In a high-stakes legal showdown, the Trump administration has formally asked the Supreme Court to intervene after lower courts temporarily blocked its effort to deport Venezuelan nationals—some allegedly tied to the violent South American gang Tren de Aragua—under a rarely used wartime immigration law dating back to 1798.
At the heart of the dispute lies the Alien Enemies Act, a law passed in the 18th century allowing the U.S. government to detain or deport nationals from countries with which it is at war. Though originally conceived for periods of declared war, the Trump administration has invoked it as a tool to expedite removals in the name of national security, citing mounting evidence of organized criminal infiltration from Venezuela. But its sudden application in a modern, peacetime context has drawn immediate legal scrutiny.
BREAKING: The Trump administration asks the Supreme Court to step in to Alien Enemies Act dispute and allow deportation pic.twitter.com/fsQZGUhYfj
— SCOTUSblog (@SCOTUSblog) March 28, 2025
Earlier this week, the D.C. Circuit Court of Appeals dealt a blow to the administration’s strategy, upholding a lower court’s temporary restraining order (TRO) that halts deportations under the law for 14 days.

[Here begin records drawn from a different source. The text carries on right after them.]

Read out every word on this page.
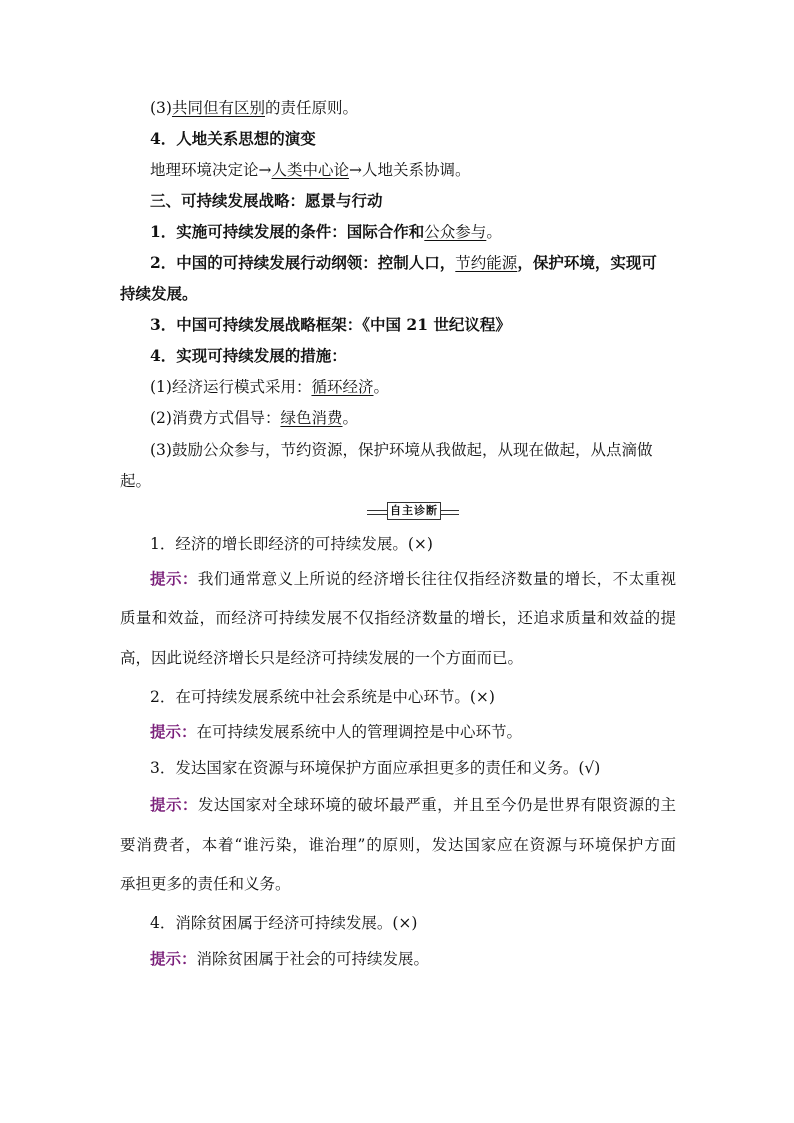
(3)共同但有区别的责任原则。
4．人地关系思想的演变
地理环境决定论→人类中心论→人地关系协调。
三、可持续发展战略：愿景与行动
1．实施可持续发展的条件：国际合作和公众参与。
2．中国的可持续发展行动纲领：控制人口，节约能源，保护环境，实现可
持续发展。
3．中国可持续发展战略框架：《中国 21 世纪议程》
4．实现可持续发展的措施：
(1)经济运行模式采用：循环经济。
(2)消费方式倡导：绿色消费。
(3)鼓励公众参与，节约资源，保护环境从我做起，从现在做起，从点滴做
起。
自主诊断
1．经济的增长即经济的可持续发展。(×)
提示：我们通常意义上所说的经济增长往往仅指经济数量的增长，不太重视
质量和效益，而经济可持续发展不仅指经济数量的增长，还追求质量和效益的提
高，因此说经济增长只是经济可持续发展的一个方面而已。
2．在可持续发展系统中社会系统是中心环节。(×)
提示：在可持续发展系统中人的管理调控是中心环节。
3．发达国家在资源与环境保护方面应承担更多的责任和义务。(√)
提示：发达国家对全球环境的破坏最严重，并且至今仍是世界有限资源的主
要消费者，本着“谁污染，谁治理”的原则，发达国家应在资源与环境保护方面
承担更多的责任和义务。
4．消除贫困属于经济可持续发展。(×)
提示：消除贫困属于社会的可持续发展。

The narrow 2-1 decision focused heavily on due process protections, underscoring concerns that individuals could be deported before courts have time to assess the legality of their removal, or their potential ties to criminal networks.
Judge Karen Henderson, a George W. Bush appointee, acknowledged the administration’s urgency but sided with her more liberal colleague, Judge Patricia Millett, in affirming the TRO. Henderson stressed that the plaintiffs faced potential exile to countries not their own, while Millett emphasized the irreversible legal damage that could result from hasty deportations—removing individuals beyond reach of counsel or judicial oversight.

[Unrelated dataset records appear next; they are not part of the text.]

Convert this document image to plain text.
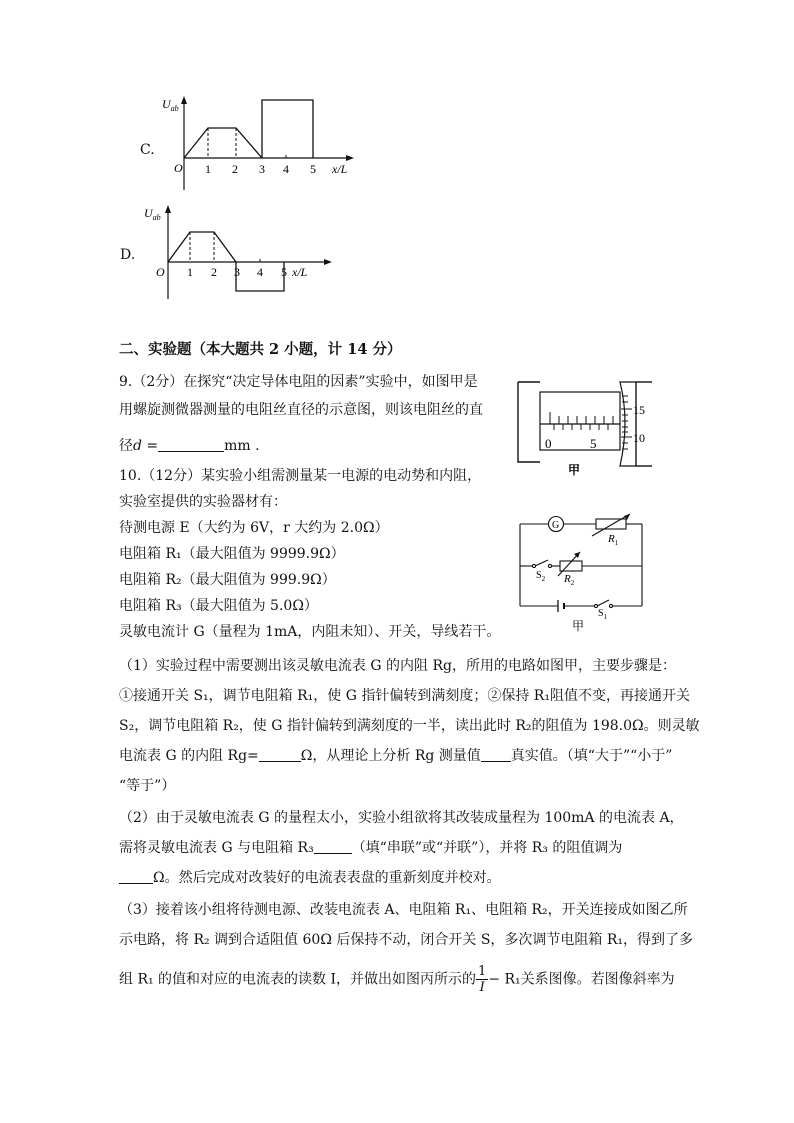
C.
$U_{ab}$
O 1 2 3 4 5 x/L
D.
$U_{ab}$
O 1 2 3 4 5 x/L
二、实验题（本大题共 2 小题，计 14 分）
9.（2分）在探究“决定导体电阻的因素”实验中，如图甲是
用螺旋测微器测量的电阻丝直径的示意图，则该电阻丝的直
径d =	mm .	0	5
15
10
甲
10.（12分）某实验小组需测量某一电源的电动势和内阻，
实验室提供的实验器材有：
待测电源 E（大约为 6V，r 大约为 2.0Ω）
电阻箱 R₁（最大阻值为 9999.9Ω）
电阻箱 R₂（最大阻值为 999.9Ω）
电阻箱 R₃（最大阻值为 5.0Ω）
灵敏电流计 G（量程为 1mA，内阻未知）、开关，导线若干。
G
$R_1$
$R_2$
$S_2$
$S_1$
甲
（1）实验过程中需要测出该灵敏电流表 G 的内阻 Rg，所用的电路如图甲，主要步骤是：
①接通开关 S₁，调节电阻箱 R₁，使 G 指针偏转到满刻度；②保持 R₁阻值不变，再接通开关
S₂，调节电阻箱 R₂，使 G 指针偏转到满刻度的一半，读出此时 R₂的阻值为 198.0Ω。则灵敏
电流表 G 的内阻 Rg=	Ω，从理论上分析 Rg 测量值 真实值。（填“大于”“小于”
“等于”）
（2）由于灵敏电流表 G 的量程太小，实验小组欲将其改装成量程为 100mA 的电流表 A，
需将灵敏电流表 G 与电阻箱 R₃	（填“串联”或“并联”），并将 R₃ 的阻值调为
Ω。然后完成对改装好的电流表表盘的重新刻度并校对。
（3）接着该小组将待测电源、改装电流表 A、电阻箱 R₁、电阻箱 R₂，开关连接成如图乙所
示电路，将 R₂ 调到合适阻值 60Ω 后保持不动，闭合开关 S，多次调节电阻箱 R₁，得到了多
组 R₁ 的值和对应的电流表的读数 I，并做出如图丙所示的 $\frac{1}{I} - R_1$关系图像。若图像斜率为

In response, Acting Solicitor General Sarah Harris warned the Supreme Court that the circuit court’s “flawed” decision risked damaging sensitive foreign negotiations and undercutting presidential authority in matters of national security. The administration’s filing urged the high court to not only review the case but to grant an immediate administrative stay, allowing deportations to resume while the court deliberates.
The stakes are political as much as legal. At a time when border enforcement remains a central campaign issue, the administration is framing the courts’ resistance as an obstruction to executive power and national safety.

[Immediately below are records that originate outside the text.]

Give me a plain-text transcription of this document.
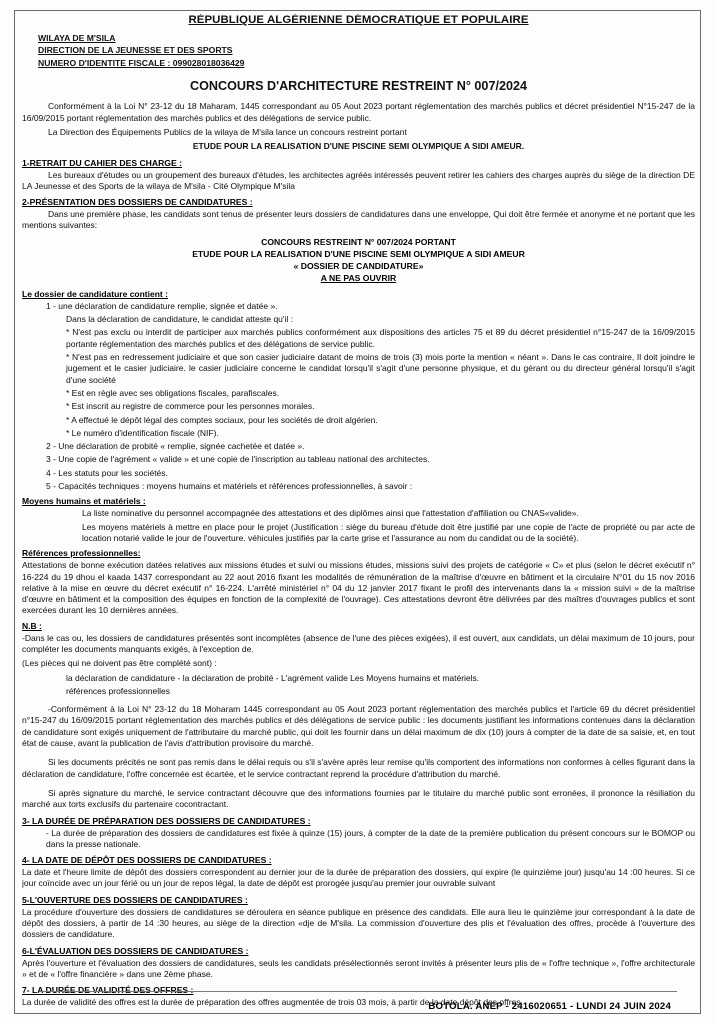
RÉPUBLIQUE ALGÉRIENNE DÉMOCRATIQUE ET POPULAIRE
WILAYA DE M'SILA
DIRECTION DE LA JEUNESSE ET DES SPORTS
NUMERO D'IDENTITE FISCALE : 099028018036429
CONCOURS D'ARCHITECTURE RESTREINT N° 007/2024

Conformément à la Loi N° 23-12 du 18 Maharam, 1445 correspondant au 05 Aout 2023 portant réglementation des marchés publics et décret présidentiel N°15-247 de la 16/09/2015 portant réglementation des marchés publics et des délégations de service public.

La Direction des Équipements Publics de la wilaya de M'sila lance un concours restreint portant

ETUDE POUR LA REALISATION D'UNE PISCINE SEMI OLYMPIQUE A SIDI AMEUR.

1-RETRAIT DU CAHIER DES CHARGE :

Les bureaux d'études ou un groupement des bureaux d'études, les architectes agréés intéressés peuvent retirer les cahiers des charges auprès du siège de la direction DE LA Jeunesse et des Sports de la wilaya de M'sila - Cité Olympique M'sila

2-PRÉSENTATION DES DOSSIERS DE CANDIDATURES :

Dans une première phase, les candidats sont tenus de présenter leurs dossiers de candidatures dans une enveloppe, Qui doit être fermée et anonyme et ne portant que les mentions suivantes:

CONCOURS RESTREINT N° 007/2024 PORTANT
ETUDE POUR LA REALISATION D'UNE PISCINE SEMI OLYMPIQUE A SIDI AMEUR
« DOSSIER DE CANDIDATURE»
A NE PAS OUVRIR
Le dossier de candidature contient :

1 - une déclaration de candidature remplie, signée et datée ».

Dans la déclaration de candidature, le candidat atteste qu'il :

* N'est pas exclu ou interdit de participer aux marchés publics conformément aux dispositions des articles 75 et 89 du décret présidentiel n°15-247 de la 16/09/2015 portante réglementation des marchés publics et des délégations de service public.

* N'est pas en redressement judiciaire et que son casier judiciaire datant de moins de trois (3) mois porte la mention « néant ». Dans le cas contraire, Il doit joindre le jugement et le casier judiciaire. le casier judiciaire concerne le candidat lorsqu'il s'agit d'une personne physique, et du gérant ou du directeur général lorsqu'il s'agit d'une société

* Est en règle avec ses obligations fiscales, parafiscales.

* Est inscrit au registre de commerce pour les personnes morales.

* A effectué le dépôt légal des comptes sociaux, pour les sociétés de droit algérien.

* Le numéro d'identification fiscale (NIF).

2 - Une déclaration de probité « remplie, signée cachetée et datée ».

3 - Une copie de l'agrément « valide » et une copie de l'inscription au tableau national des architectes.

4 - Les statuts pour les sociétés.

5 - Capacités techniques : moyens humains et matériels et références professionnelles, à savoir :

Moyens humains et matériels :

La liste nominative du personnel accompagnée des attestations et des diplômes ainsi que l'attestation d'affiliation ou CNAS«valide».

Les moyens matériels à mettre en place pour le projet (Justification : siège du bureau d'étude doit être justifié par une copie de l'acte de propriété ou par acte de location notarié valide le jour de l'ouverture. véhicules justifiés par la carte grise et l'assurance au nom du candidat ou de la société).

Références professionnelles:

Attestations de bonne exécution datées relatives aux missions études et suivi ou missions études, missions suivi des projets de catégorie « C» et plus (selon le décret exécutif n° 16-224 du 19 dhou el kaada 1437 correspondant au 22 aout 2016 fixant les modalités de rémunération de la maîtrise d'œuvre en bâtiment et la circulaire N°01 du 15 nov 2016 relative à la mise en œuvre du décret exécutif n° 16-224. L'arrêté ministériel n° 04 du 12 janvier 2017 fixant le profil des intervenants dans la « mission suivi » de la maîtrise d'œuvre en bâtiment et la composition des équipes en fonction de la complexité de l'ouvrage). Ces attestations devront être délivrées par des maîtres d'ouvrages publics et sont exercées durant les 10 dernières années.

N.B :

-Dans le cas ou, les dossiers de candidatures présentés sont incomplètes (absence de l'une des pièces exigées), il est ouvert, aux candidats, un délai maximum de 10 jours, pour compléter les documents manquants exigés, à l'exception de.

(Les pièces qui ne doivent pas être complété sont) :

la déclaration de candidature - la déclaration de probité - L'agrément valide Les Moyens humains et matériels.

références professionnelles

-Conformément à la Loi N° 23-12 du 18 Moharam 1445 correspondant au 05 Aout 2023 portant réglementation des marchés publics et l'article 69 du décret présidentiel n°15-247 du 16/09/2015 portant réglementation des marchés publics et dés délégations de service public : les documents justifiant les informations contenues dans la déclaration de candidature sont exigés uniquement de l'attributaire du marché public, qui doit les fournir dans un délai maximum de dix (10) jours à compter de la date de sa saisie, et, en tout état de cause, avant la publication de l'avis d'attribution provisoire du marché.

Si les documents précités ne sont pas remis dans le délai requis ou s'il s'avère après leur remise qu'ils comportent des informations non conformes à celles figurant dans la déclaration de candidature, l'offre concernée est écartée, et le service contractant reprend la procédure d'attribution du marché.

Si après signature du marché, le service contractant découvre que des informations fournies par le titulaire du marché public sont erronées, il prononce la résiliation du marché aux torts exclusifs du partenaire cocontractant.

3- LA DURÉE DE PRÉPARATION DES DOSSIERS DE CANDIDATURES :

- La durée de préparation des dossiers de candidatures est fixée à quinze (15) jours, à compter de la date de la première publication du présent concours sur le BOMOP ou dans la presse nationale.

4- LA DATE DE DÉPÔT DES DOSSIERS DE CANDIDATURES :

La date et l'heure limite de dépôt des dossiers correspondent au dernier jour de la durée de préparation des dossiers, qui expire (le quinzième jour) jusqu'au 14 :00 heures. Si ce jour coïncide avec un jour férié ou un jour de repos légal, la date de dépôt est prorogée jusqu'au premier jour ouvrable suivant

5-L'OUVERTURE DES DOSSIERS DE CANDIDATURES :

La procédure d'ouverture des dossiers de candidatures se déroulera en séance publique en présence des candidats. Elle aura lieu le quinzième jour correspondant à la date de dépôt des dossiers, à partir de 14 :30 heures, au siège de la direction «dje de M'sila. La commission d'ouverture des plis et l'évaluation des offres, procède à l'ouverture des dossiers de candidature.

6-L'ÉVALUATION DES DOSSIERS DE CANDIDATURES :

Après l'ouverture et l'évaluation des dossiers de candidatures, seuls les candidats présélectionnés seront invités à présenter leurs plis de « l'offre technique », l'offre architecturale » et de « l'offre financière » dans une 2ème phase.

7- LA DURÉE DE VALIDITÉ DES OFFRES :

La durée de validité des offres est la durée de préparation des offres augmentée de trois 03 mois, à partir de la date dépôt des offres.

BOTOLA. ANEP - 2416020651 - LUNDI 24 JUIN 2024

“This is an unauthorized infringement on the president’s authority,” declared White House Press Secretary Karoline Leavitt, promising swift action to restore control over immigration policy and, in her words, “Make America Safe Again.”
President Trump has full authority to invoke the Alien Enemies Act. The court has no jurisdiction to block the President’s actions taken both pursuant to that act and under his Commander-in-chief powers. pic.twitter.com/bBQfisZh0z
— Eric Schmitt (@Eric_Schmitt) March 27, 2025
The Supreme Court’s response—likely to come swiftly—could mark a turning point in how ancient statutes are wielded in modern immigration battles, and whether the executive branch can use emergency powers to circumvent standard due process in the name of national security.